Per Garibaldi, gli animali erano esseri puri, dotati della stessa innocenza dei nostri bambini, e dunque meritavano una speciale considerazione da parte dell’uomo. Chiunque maltrattasse un animale non era degno di appartenere all’umanità, e si beccava l’etichetta di persona riprovevole e meschina. E Garibaldi stava molto attento affinché le sue truppe non trasgredissero mai tale modo di pensare. Egli dava il buon esempio ed era un grande educatore, prima ancora che un ardimentoso comandante.

Lo sbarco dei Mille, la liberazione storica della penisola italica dalle varie milizie e occupazioni straniere, fece di Garibaldi un mito. Fu condottiero temerario e audace, buono e vincente; minimizzava le perdite e i disastri nelle battaglie, e interveniva a proposito e nel momento giusto per liberare le popolazioni soggiogate dal nemico.

Così, come tutti i francesi tendono a sentirsi un po’ dei napoleoni, togliendo però dalla memoria il finale tragico di Waterloo, così gli italiani tendono spesso a sentirsi dei garibaldini, nello spirito e nell’anima. Peccato però che questi ultimi si ricordino solo del Garibaldi guerriero e liberatore, e che abbiano invece dimenticato i suoi valori di alta umanità. I suoi moniti a difesa dei deboli, degli oppressi, degli innocenti, degli animali.

Nessuno storico si è mai preso la briga di focalizzare le sue attenzioni sul vegetarianismo e animalismo di Garibaldi, quasi che un condottiero abituato alle battaglie, alle ferite e al sangue, dovesse per forza essere privo di cuore e di riguardi per i deboli e gli indifesi. Non c’è un solo libro di storia che parli di questo importantissimo aspetto umano del Capo dei Mille.

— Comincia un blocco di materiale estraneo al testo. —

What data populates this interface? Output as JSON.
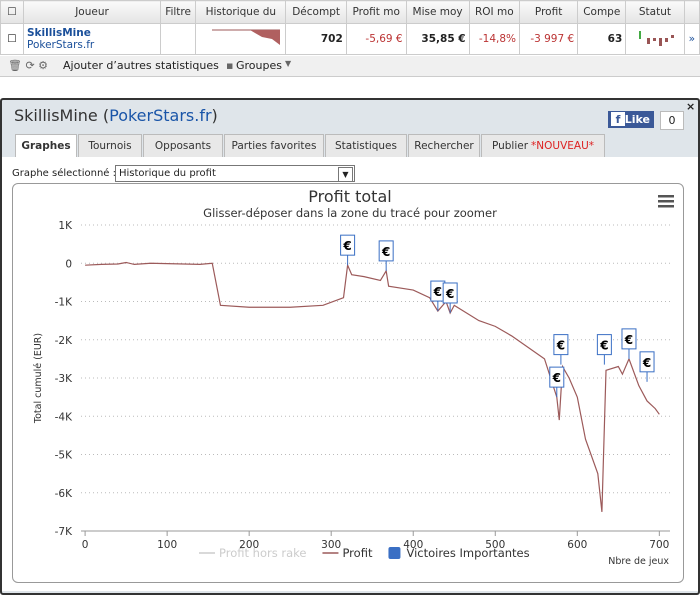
{
  "table": {
    "headers": [
      "Joueur",
      "Filtre",
      "Historique du",
      "Décompt",
      "Profit mo",
      "Mise moy",
      "ROI mo",
      "Profit",
      "Compe",
      "Statut"
    ],
    "row": {
      "player": "SkillisMine",
      "site": "PokerStars.fr",
      "count": "702",
      "avg_profit": "-5,69 €",
      "avg_stake": "35,85 €",
      "roi": "-14,8%",
      "profit": "-3 997 €",
      "compe": "63",
      "link": "»"
    }
  },
  "toolbar": {
    "add_stats": "Ajouter d’autres statistiques",
    "groups": "Groupes"
  },
  "dialog": {
    "title": [
      "SkillisMine (",
      "PokerStars.fr",
      ")"
    ],
    "like": "Like",
    "like_count": "0",
    "tabs": [
      "Graphes",
      "Tournois",
      "Opposants",
      "Parties favorites",
      "Statistiques",
      "Rechercher",
      "Publier"
    ],
    "new_badge": "*NOUVEAU*",
    "select_label": "Graphe sélectionné :",
    "select_value": "Historique du profit"
  },
  "chart_data": {
    "type": "line",
    "title": "Profit total",
    "subtitle": "Glisser-déposer dans la zone du tracé pour zoomer",
    "x_label": "Nbre de jeux",
    "y_label": "Total cumulé (EUR)",
    "xlim": [
      -5,
      713
    ],
    "xticks": [
      0,
      100,
      200,
      300,
      400,
      500,
      600,
      700
    ],
    "ylim": [
      -7000,
      1000
    ],
    "yticks": [
      {
        "value": 1000,
        "label": "1K"
      },
      0,
      {
        "value": -1000,
        "label": "-1K"
      },
      {
        "value": -2000,
        "label": "-2K"
      },
      {
        "value": -3000,
        "label": "-3K"
      },
      {
        "value": -4000,
        "label": "-4K"
      },
      {
        "value": -5000,
        "label": "-5K"
      },
      {
        "value": -6000,
        "label": "-6K"
      },
      {
        "value": -7000,
        "label": "-7K"
      }
    ],
    "grid": true,
    "x": [
      0,
      20,
      40,
      50,
      60,
      80,
      100,
      120,
      140,
      155,
      165,
      200,
      250,
      290,
      315,
      320,
      325,
      340,
      360,
      367,
      370,
      400,
      420,
      430,
      440,
      445,
      450,
      480,
      500,
      520,
      540,
      560,
      575,
      578,
      582,
      590,
      600,
      610,
      625,
      630,
      632,
      635,
      650,
      655,
      663,
      675,
      685,
      695,
      700
    ],
    "series": [
      {
        "name": "Profit hors rake",
        "color": "#cccccc",
        "hidden": true
      },
      {
        "name": "Profit",
        "color": "#9c5a5a",
        "values": [
          -50,
          -30,
          -20,
          20,
          -30,
          0,
          -10,
          -20,
          -30,
          0,
          -1100,
          -1150,
          -1150,
          -1100,
          -900,
          -50,
          -300,
          -350,
          -450,
          -200,
          -600,
          -700,
          -900,
          -1250,
          -1000,
          -1300,
          -1100,
          -1500,
          -1650,
          -1900,
          -2200,
          -2500,
          -3500,
          -4100,
          -2700,
          -3000,
          -3500,
          -4600,
          -5500,
          -6500,
          -5000,
          -2800,
          -2700,
          -2900,
          -2500,
          -3200,
          -3600,
          -3800,
          -3950
        ]
      }
    ],
    "flags": {
      "name": "Victoires Importantes",
      "color": "#3a6fc4",
      "x": [
        320,
        367,
        430,
        445,
        575,
        580,
        633,
        663,
        685
      ],
      "y": [
        -50,
        -200,
        -1250,
        -1300,
        -3500,
        -2650,
        -2650,
        -2500,
        -3100
      ],
      "labels": [
        "€",
        "€",
        "€",
        "€",
        "€",
        "€",
        "€",
        "€",
        "€"
      ]
    }
  }
}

Ai tanti italiani amanti delle gesta garibaldine non viene affatto in mente che, se il loro eroe li scoprisse oggi a ingozzarsi di carne di bue, di maiale e di pollo, o peggio ancora di asino o di cavallo, ne sarebbe disgustato, al punto tale di privarli di quella cittadinanza italiana e di quel tricolore per cui egli ha tanto combattuto. Italiani vanitosi e privi di coraggio […] Italiani che invece di fare quel piccolo eroismo quotidiano che consiste nell’essere semplicemente se stessi, nell’attuare la difesa del più innocente e del più debole, preferiscono associarsi e mettersi in combutta con gli accoppa-animali di ogni risma e di ogni specie. E magari hanno la faccia tosta di pretendersi garibaldini. “Se ne guardino bene dal fare uso improprio e indegno del mio nome”, rivendicherebbe la sua anima tormentata e offesa.

L’Eroe dei due Mondi non esiterebbe a chiamare i suoi connazionali di oggi col loro nome appropriato di vili e codardi, imbelli e pusillanime, privi di morale e di buoni principi. Nessuno che tratti male un bambino innocente e indifeso, nessuno che tradisca, offenda, manchi di rispetto a un animale bonario e amico, abbia l’impudenza di chiamarsi garibaldino, e di stare in sintonia con i fondatori della nostra bella e romantica Italia del Risorgimento.